Heute, 22 Uhr, Quasimodo, Kantstraße 12a
Berstend, schillernd, hochfliegend sind Alliance Ethnik. Das möchte ja auch sein, wenn man den zweimaligen DJ-Weltmeister in den Reihen hat. Doch trotz butterschweren Souls, verschwenderischen Beats, rauchjazzenden Bläsern, haufenweise zuckersüßen Samples und Scratch-Einlagen, daß die Fingerkuppen rauchen, versinken die fünf Franzosen nicht in der eigenen Virtuosität. Was manchmal Gefahr läuft, Kunst- HipHop zu werden, bleibt dann doch immer tanzbar, immer übersprühend und vor allem ein schönes Kaleidoskop der multikulturellen frz. Gesellschaft.
Im Rahmen von „Unite & Act“ morgen, 19.15 Uhr, Tempodrom, In den Zelten
Bevor Phil Lynott im Jahre 1986 seinen Drogenkonsum mit dem Ableben bezahlte, besaß er einen Garten. Den Rasen mähte ein kleiner Junge namens Barry James. Den Lohn erhielt er vom Thin-Lizzy-Sänger in Form von Musikunterricht. Inzwischen ist James erwachsen, seine Band heißt Toss The Feathers, kommt aus Manchester und versucht sich an Irischem Folk und gemütlichem Rock – eine Fusion, für die Thin Lizzy mit dem für sie eher untypischen „Whiskey in the Jar“ berühmt geworden sind. Bei Toss The Feathers fiddelt, flötet und pfeift es zwar immer wie wildgeworden, aber daneben spielt sich ein überaus konventioneller Mainstream-Rock ab, dem leider jede Hintergründigkeit, jeder doppelte Boden abgeht. Manchester ist weit entfernt, gute Einkünfte nicht.
Morgen, 22 Uhr, Franz, Schönhauser Allee 36–39
Was Toss The Feathers an punkiger Versoffenheit fehlt, das liefern die Mahones in Fülle hinterher. Tatsächlich hören sie sich britischer an als einschlägige Vorbilder, dabei kommt man doch aus Köln. Und auch wenn da gerne Karneval ist, muß überschäumende Fröhlichkeit doch nichts Unangenehmes an sich haben. Vor allem wenn sie wie im Falle unseres kölschen Septetts mit einer nieseligen Melancholie abgefangen wird.
Am 2.10. mit The Boys from County Hell, 21 Uhr, Thomas- Weissbecker-Haus, Wilhelmstraße 9
Weil auch moderner Metal auf die 70er zurückgeht, muß eine Band wie Psychotic Waltz sein. Sie selbst geben zu, daß der Gesangsstil ihres Sängers von Jethro Tull beeinflußt ist. Und in Radio-Schnipseln und ständigen Rhythmuswechseln kommt eine Verspieltheit zum Ausdruck, die den mächtigen Gitarren-Riffs die Bösewichtigkeit nimmt. Mit den fünf aus Kalifornien ist der Metal auf der dunklen Seite des Mondes angekommen.

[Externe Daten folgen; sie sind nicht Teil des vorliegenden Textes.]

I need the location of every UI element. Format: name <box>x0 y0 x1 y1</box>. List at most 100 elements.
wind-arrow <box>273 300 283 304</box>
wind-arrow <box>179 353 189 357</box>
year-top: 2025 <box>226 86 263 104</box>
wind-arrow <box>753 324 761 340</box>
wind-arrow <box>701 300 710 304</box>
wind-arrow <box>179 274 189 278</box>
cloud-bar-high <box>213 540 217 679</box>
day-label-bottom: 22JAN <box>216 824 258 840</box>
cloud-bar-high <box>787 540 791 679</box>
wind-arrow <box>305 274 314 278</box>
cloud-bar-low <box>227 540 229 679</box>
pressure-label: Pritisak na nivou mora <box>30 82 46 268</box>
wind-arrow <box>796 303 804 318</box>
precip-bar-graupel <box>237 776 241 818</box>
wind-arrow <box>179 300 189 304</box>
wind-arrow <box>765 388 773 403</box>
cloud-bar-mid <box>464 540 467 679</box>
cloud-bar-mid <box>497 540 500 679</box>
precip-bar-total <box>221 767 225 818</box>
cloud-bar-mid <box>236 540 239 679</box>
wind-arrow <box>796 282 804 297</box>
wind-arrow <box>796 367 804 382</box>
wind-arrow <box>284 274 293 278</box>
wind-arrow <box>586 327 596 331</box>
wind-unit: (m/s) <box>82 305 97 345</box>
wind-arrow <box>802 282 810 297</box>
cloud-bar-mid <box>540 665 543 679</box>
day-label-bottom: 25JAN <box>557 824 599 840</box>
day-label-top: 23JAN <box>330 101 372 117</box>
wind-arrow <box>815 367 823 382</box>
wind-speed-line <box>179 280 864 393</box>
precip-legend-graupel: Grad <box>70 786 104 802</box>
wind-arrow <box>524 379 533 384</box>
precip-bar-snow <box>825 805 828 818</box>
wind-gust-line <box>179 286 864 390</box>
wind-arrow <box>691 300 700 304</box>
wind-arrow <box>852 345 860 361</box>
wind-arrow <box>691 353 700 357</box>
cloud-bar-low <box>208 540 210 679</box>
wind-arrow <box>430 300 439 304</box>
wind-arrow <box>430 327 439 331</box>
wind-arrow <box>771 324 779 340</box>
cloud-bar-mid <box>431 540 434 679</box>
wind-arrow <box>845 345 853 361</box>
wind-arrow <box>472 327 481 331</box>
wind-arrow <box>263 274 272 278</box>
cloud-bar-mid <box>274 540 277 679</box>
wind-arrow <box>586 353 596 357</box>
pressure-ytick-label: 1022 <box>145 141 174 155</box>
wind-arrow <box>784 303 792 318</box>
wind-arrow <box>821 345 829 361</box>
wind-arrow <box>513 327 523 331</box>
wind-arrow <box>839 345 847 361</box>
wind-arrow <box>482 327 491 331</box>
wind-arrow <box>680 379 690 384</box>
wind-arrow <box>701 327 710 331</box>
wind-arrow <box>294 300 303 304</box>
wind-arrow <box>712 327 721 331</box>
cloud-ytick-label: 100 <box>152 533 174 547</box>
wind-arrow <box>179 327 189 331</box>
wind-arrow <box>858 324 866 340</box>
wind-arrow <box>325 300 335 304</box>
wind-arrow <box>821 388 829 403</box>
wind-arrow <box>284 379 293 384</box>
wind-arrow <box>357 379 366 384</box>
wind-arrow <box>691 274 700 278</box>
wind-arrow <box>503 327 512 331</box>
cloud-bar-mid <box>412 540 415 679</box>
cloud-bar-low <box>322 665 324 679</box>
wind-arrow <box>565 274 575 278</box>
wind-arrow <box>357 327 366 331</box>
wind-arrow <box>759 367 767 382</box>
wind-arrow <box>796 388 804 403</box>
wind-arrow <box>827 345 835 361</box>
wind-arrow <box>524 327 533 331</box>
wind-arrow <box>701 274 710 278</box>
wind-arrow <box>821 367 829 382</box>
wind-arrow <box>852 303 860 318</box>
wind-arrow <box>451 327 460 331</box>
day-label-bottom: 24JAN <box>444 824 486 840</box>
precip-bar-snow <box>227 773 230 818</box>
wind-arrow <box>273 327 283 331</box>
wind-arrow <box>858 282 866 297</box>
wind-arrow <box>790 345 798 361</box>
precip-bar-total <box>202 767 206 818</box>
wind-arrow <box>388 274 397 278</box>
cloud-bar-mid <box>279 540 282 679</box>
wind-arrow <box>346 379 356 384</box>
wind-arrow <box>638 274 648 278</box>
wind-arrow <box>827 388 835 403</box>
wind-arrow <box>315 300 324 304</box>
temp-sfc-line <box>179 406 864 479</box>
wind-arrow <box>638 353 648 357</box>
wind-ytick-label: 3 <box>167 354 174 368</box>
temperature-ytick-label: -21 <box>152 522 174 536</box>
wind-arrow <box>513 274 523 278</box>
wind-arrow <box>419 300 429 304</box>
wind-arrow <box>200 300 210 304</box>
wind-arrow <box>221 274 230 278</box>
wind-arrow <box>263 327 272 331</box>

Am 3.10., 21 Uhr, Huxley's Jr., Hasenheide 108–114
Als Primus begannen, waren sie kaum mehr als noch eine Funk-Rock-Band zuviel, auch wenn sie schon damals mit ebenso halsbrecherischen wie überflüssigen Jazz-Nonsense- Ausflügen überraschten. Inzwischen ist fast nur noch Blödsinn übrig. Ob nun textlich, wenn sich herausstellt, daß Wynonas großer brauner Biber eigentlich ein Stachelschwein ist, oder musikalisch, wo alles passiert, vom knalligen Slap-Bass, den hirnrissigen Improvisationen, übelstem Gitarrengewichse bis hin zu irgendwas, was Punkrock sein könnte. Manchmal passiert auch gar nichts oder greinen Babys im Hintergrund. Vielleicht gehören unsere Freunde aus San Francisco in eine Anstalt, bisher haben sie es aber nur in die amerikanischen Charts geschafft. Aber wie sie mit dieser Musik zu Platin-Platten kommen, das weiß niemand, nicht einmal sie selbst.